The articles are as follows:
After ingestion, we queried the graph using each of the 3 retrieval modes from a local Python IDE.
pip install duohub
The following code runs each of the modes sequentially and prints the latency for each mode.
import time
from duohub import Duohub
# Initialize the Duohub client
client = Duohub()
# Define the query
query = "What are the implications for Ukraine if Donald Trump wins the election?"
# Function to measure latency
def measure_latency(mode=None):
start_time = time.time()
if mode == 'assisted':
client.query(query=query, assisted=True)
elif mode == 'facts':
client.query(query=query, facts=True, assisted=True)
else: # Default to subgraph
client.query(query=query)
end_time = time.time()
latency = (end_time - start_time) * 1000 # Convert to milliseconds
return latency
# Run queries and measure latency
latency_subgraph = measure_latency()
latency_assisted = measure_latency(mode='assisted')

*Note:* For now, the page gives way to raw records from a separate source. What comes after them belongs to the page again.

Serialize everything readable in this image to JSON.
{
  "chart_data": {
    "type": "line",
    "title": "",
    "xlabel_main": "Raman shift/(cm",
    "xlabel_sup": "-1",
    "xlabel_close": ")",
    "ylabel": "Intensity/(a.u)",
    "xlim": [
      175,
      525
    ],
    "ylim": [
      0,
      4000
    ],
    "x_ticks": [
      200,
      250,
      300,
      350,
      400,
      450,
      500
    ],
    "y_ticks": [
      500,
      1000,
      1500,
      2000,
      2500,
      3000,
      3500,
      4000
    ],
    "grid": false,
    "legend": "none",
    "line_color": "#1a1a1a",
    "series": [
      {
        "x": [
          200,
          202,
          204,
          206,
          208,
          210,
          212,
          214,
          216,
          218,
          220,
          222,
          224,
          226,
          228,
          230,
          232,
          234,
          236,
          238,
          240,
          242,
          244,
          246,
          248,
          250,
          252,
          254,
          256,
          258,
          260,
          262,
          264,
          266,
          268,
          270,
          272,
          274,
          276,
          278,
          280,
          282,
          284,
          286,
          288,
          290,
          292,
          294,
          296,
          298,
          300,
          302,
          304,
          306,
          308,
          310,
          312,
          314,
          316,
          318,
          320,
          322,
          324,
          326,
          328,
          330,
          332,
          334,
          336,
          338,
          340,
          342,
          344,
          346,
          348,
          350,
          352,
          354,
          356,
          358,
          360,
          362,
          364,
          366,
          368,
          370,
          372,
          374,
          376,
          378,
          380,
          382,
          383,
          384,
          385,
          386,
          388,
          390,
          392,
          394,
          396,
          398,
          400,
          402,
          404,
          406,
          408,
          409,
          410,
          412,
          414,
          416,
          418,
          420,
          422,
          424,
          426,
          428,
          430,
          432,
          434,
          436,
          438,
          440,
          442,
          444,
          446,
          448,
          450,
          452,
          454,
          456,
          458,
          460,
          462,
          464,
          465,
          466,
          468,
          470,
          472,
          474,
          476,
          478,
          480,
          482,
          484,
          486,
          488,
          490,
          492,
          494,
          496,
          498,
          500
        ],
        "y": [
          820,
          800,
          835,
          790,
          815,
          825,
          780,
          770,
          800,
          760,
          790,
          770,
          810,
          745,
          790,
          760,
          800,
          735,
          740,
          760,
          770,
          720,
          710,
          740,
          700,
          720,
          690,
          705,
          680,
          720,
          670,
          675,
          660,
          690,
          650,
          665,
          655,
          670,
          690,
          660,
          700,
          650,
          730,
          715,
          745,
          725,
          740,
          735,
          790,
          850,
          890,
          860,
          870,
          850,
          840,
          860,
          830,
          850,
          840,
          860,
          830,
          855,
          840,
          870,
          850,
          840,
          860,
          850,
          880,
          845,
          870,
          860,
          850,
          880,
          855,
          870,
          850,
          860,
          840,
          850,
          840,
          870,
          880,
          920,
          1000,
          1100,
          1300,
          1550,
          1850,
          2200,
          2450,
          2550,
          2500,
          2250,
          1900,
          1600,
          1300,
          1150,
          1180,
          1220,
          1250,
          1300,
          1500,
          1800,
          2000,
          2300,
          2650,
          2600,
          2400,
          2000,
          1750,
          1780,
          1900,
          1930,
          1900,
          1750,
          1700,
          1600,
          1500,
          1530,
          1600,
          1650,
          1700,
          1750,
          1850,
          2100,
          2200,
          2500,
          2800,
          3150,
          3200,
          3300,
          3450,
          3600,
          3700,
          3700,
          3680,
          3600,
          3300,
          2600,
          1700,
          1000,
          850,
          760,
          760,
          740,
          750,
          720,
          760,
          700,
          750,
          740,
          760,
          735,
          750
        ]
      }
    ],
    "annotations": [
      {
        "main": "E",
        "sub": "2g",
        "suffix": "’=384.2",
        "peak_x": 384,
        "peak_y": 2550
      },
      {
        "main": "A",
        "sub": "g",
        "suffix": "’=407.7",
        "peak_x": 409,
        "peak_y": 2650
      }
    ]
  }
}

latency_facts = measure_latency(mode='facts')
# Print results
print(f"Subgraph: {latency_subgraph:.2f} ms")
print(f"Assisted: {latency_assisted:.2f} ms")
print(f"Facts: {latency_facts:.2f} ms")
Latency results for this query are as follows:
Subgraph: 42.66 ms
Assisted: 194.12 ms
Facts: 1089.38 ms
As you can see, the subgraph mode is the fastest, followed by the assisted mode, and then the facts mode.
Personally, I dislike the word "competition" because it implies a zero-sum game. I will, however, compare duohub's graph RAG to the other RAG systems out there which do more or less the same thing.
The two main players in the graph RAG space are Zep and Graphlit.
Zep is a popular memory layer for AI. While duohub allows you to ingest arbitrary data into the graph, Zep is primarily used to ingest conversation history into a graph.
We have found them to be an excellent product, which we use ourselves for conversation facts.
Zep returns an answer in 247 ms on average. This is partially because Zep generates facts in the background, providing you with a payload of existing facts when you request it. However, if you wish to ingest your own data into Zep, you will quickly encounter limitations.
Graphlit is a relatively new player in the graph RAG space. It is a managed service that allows you to ingest your own data into a graph, and then query it using a LLM.
However, most queries take more than 10 seconds to return a response. Graphlit is not suitable for real-time applications.
If you need a low-latency, high-accuracy graph RAG API, duohub is the best option. When working with subgraph queries, you can expect results to return in under 50ms, and when working with answer queries, you can expect results in under 300ms, though more realistically around 180ms.
If you are working with voice AI systems, you should use the assisted mode, which is the fastest.
If you are working with chat interfaces, you should use the facts mode, which is the most accurate.